Mentionnant Israël dans un plus large discours sur le rôle de la Turquie dans la communauté mondiale, Erdogan a affirmé que le récent accord de réconciliation signé entre Ankara et Jérusalem permettrait à son pays de jouer un rôle de négociateur plus important dans le processus de paix.

« Nous essaierons d’utiliser la normalisation des relations pour aider le processus de paix et résoudre les défis économiques et humanitaires auxquels nos frères et sœurs palestiniens sont confrontés », a-t-il déclaré.

Le président turc Recep Tayyip Erdogan s'adresse à la 71e Assemblée générale des Nations unies à New York, le 20 septembre 2016. (Crédit : John Moore/Getty Images/AFP)
Le président turc Recep Tayyip Erdogan s’adresse à la 71e Assemblée générale des Nations unies à New York, le 20 septembre 2016. (Crédit : John Moore/Getty Images/AFP)

Erdogan a déclaré mercredi que la Turquie poursuivrait ses « efforts d’envoi d’aide humanitaire à la bande de Gaza. »

Dans une probable allusion à la hausse récente des attaques palestiniennes, il a exhorté Israël à apaiser les tensions en évitant les provocations.

« Israël doit respecter la sainteté du mont du Temple et mettre fin aux violations de son statut » a-t-il déclaré.

Israël a démenti à plusieurs reprises avoir l’intention de modifier le statu quo du lieu saint, point chaud des violences palestiniennes qui ont repris en octobre dernier.

Le dignitaire religieux turc et opposant au régime d'Erdogan, Fethullah Gülen (Crédit : Wikimedia Commons)
Le dignitaire religieux turc et opposant au régime d’Erdogan, Fethullah Gülen (Crédit : Wikimedia Commons)

D’autre part, Erdogan a réclamé à la tribune de l’Assemblée générale une action internationale contre l’ex-prédicateur Fethullah Gülen, accusé d’être l’instigateur de la tentative de coup d’Etat du 15 juillet.

« Depuis cette tribune, je voudrais appeler tous nos amis à prendre les mesures nécessaires contre l’organisation terroriste Fethullah, pour l’avenir et le bien-être de leur propre population », a-t-il déclaré.

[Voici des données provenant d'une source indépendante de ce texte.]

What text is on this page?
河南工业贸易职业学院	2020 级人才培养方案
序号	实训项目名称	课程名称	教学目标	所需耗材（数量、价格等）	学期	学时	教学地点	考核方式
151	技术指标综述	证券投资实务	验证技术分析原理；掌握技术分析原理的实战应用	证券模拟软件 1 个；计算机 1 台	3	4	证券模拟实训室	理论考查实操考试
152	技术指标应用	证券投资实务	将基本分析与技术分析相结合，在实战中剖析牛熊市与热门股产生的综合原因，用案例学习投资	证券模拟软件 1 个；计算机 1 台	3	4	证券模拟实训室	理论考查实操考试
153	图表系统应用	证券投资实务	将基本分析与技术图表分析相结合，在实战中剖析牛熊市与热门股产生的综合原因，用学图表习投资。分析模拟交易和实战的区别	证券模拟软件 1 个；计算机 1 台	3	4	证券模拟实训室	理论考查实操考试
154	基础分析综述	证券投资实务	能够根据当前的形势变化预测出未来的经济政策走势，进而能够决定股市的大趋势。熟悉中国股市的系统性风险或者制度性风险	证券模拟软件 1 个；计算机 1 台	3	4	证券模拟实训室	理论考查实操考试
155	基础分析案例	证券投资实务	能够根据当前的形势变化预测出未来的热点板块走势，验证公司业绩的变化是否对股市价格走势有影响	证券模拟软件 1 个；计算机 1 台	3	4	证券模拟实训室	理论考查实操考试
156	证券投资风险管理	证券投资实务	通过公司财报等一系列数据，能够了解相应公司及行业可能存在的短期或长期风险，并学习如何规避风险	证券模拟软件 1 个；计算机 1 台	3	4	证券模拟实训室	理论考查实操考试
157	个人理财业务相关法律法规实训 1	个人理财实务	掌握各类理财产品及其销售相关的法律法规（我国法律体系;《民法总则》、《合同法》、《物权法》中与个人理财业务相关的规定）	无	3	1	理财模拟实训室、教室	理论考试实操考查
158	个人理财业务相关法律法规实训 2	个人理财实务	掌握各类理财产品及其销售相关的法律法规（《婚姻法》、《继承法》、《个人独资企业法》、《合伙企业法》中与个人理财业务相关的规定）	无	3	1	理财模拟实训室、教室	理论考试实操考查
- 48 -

Gülen, 75 ans, vit en exil aux Etats-Unis depuis 1999.

« Il est évident de par notre expérience que si vous ne combattez pas (cette organisation) dès maintenant, demain il sera trop tard », a affirmé Erdogan.

Il s’agit selon lui « d’une menace pour la sécurité nationale non seulement de la Turquie mais des 170 pays où elle (l’organisation de Gülen) existe ». « En d’autres termes, aujourd’hui la majorité des pays représentés dans cette Assemblée générale sont menacés par cette structure clandestine », a-t-il ajouté.

Ankara a à de multiples reprises exigé de Washington l’extradition de Fethullah Gülen et a adressé aux autorités américaines des documents qui prouvent selon les Turcs son implication dans le putsch avorté.